Dessa beleza exótica nasceu o mais recente trabalho de Iva, batizado de maneira certeira: “Aparecida”, alguém que gosta de se mostrar ou aparecer em público, termo típico do linguajar regional. Apesar de ser o terceiro disco da carreira, a vontade de falar das mulheres caboclas vem matutando nos pensamentos de Iva desde o começo de sua trajetória, tanto que o primeiro show solo da artista se chamava “Aparecida”, realizado no teatro Margarida Schivasappa. “Falar de todo esse mistério que cerca o feminino da Amazônia sempre me pareceu muito inspirador”, diz. Isso foi pelos idos de 2000, sendo assim, o disco nasceu já com dez anos de concepção. Uma década de amadurecimento musical e de composição. Tempo para que Iva conhecesse Pio Lobato, parceiro fundamental no disco, ao lado de Beto Fares, que acompanha Iva desde as primeiras gravações e foi responsável pela produção de todos os discos da cantora.
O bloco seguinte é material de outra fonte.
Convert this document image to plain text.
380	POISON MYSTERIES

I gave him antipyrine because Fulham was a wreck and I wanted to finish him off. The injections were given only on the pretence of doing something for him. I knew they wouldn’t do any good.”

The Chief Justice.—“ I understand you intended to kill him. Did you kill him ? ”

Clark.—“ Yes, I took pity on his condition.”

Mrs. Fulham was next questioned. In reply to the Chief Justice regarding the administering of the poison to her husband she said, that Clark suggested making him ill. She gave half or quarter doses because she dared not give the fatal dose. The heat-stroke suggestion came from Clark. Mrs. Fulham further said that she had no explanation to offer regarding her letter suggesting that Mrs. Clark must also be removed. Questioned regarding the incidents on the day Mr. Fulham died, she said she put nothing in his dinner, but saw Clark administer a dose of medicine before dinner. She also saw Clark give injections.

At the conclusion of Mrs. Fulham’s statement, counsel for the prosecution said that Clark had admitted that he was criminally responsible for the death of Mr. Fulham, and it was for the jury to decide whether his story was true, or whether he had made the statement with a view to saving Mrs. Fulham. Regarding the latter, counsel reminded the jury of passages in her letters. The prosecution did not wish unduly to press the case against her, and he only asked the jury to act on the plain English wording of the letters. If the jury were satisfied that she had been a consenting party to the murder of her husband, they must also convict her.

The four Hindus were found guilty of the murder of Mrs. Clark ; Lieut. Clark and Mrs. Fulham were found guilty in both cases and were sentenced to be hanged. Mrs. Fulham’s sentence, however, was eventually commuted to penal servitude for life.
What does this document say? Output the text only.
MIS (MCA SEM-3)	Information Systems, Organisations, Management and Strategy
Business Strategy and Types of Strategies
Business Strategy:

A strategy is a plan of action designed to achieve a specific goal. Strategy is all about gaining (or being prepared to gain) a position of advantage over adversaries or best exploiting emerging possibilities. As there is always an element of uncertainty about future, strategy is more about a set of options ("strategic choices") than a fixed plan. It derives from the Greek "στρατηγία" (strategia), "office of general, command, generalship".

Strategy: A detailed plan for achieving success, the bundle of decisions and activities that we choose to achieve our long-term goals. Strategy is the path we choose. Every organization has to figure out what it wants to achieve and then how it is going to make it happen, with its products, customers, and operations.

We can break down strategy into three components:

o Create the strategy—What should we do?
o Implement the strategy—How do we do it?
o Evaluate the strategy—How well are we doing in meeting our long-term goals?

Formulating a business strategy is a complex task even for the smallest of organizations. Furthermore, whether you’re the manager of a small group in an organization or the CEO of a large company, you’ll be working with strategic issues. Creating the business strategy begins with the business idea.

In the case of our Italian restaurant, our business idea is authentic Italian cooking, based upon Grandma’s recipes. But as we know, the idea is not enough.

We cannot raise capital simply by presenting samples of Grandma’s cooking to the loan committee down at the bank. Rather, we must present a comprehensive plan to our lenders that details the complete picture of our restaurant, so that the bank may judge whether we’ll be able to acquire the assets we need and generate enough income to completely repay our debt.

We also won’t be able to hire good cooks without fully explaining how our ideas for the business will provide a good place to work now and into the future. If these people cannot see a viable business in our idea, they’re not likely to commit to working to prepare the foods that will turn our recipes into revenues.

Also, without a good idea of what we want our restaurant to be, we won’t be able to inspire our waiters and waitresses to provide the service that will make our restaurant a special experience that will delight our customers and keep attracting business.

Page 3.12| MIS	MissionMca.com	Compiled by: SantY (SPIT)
A partir de pesquisa sonora e de entrevistas realizadas com mulheres em comunidades e municípios do estado do Pará, Iva construiu a ambientação do CD, que integra as falas às canções, fazendo das palavras de tantas mulheres parte do ritmo das 13 faixas que compõe o trabalho. O disco foi lançado em março deste ano, em Belém, e depois percorreu o Brasil, passando por cidades como Castanhal (PA), São Leopoldo (RS), Belo Horizonte (MG) e Florianópolis (SC). O álbum foi um dos três projetos paraenses aprovados pelo Conexão Vivo 2010. E agora, o encanto de “Aparecida” volta a Belém, e terá sua segunda temporada no mesmo teatro onde tudo começou. Iva Rothe se apresenta no dia 12 de outubro, às 21h, no teatro Margarida Schivasappa, do Centur.

No show, Iva vai mostrar seus dotes de multinstrumentista: tocará teclado, sampler e o belo piano de cauda do teatro. Na banda, o power trio formado por Pio Lobato (guitarra), Vovô Almeida (bateria) e Maurício Panzera (contrabaixo). O show traz ainda um agrado: Vídea, canção do disco “Aparecida”, será executada pela primeira vez no palco.

Nas canções, vários elementos de percussão que atraem ares de mistério e de natureza, mas também elementos pop, a batida do tecnobrega e do carimbó, dando vida a um repertório que se divide entre faixas de calmaria e de calor, de dança, em contraponto ao disco anterior de Iva, que trazia mantras, como resultado da experiência da artista com a cultura Hare Krishna.


Sobre o Diário de Anapu

Além de passear por cidades fora do Pará, “Aparecida” também deu o ar da graça em uma realidade difícil, que marca os contrastes da terra continental que é o estado do Pará. O projeto do disco foi desdobrado em uma oficina cultural desenvolvida, em julho deste ano, na cidade de Anapu, sudoeste paraense, e palco de uma das mais emblemáticas tragédias dos últimos anos: o assassinato da missionária norte-americana Dorothy Stang, em 2005.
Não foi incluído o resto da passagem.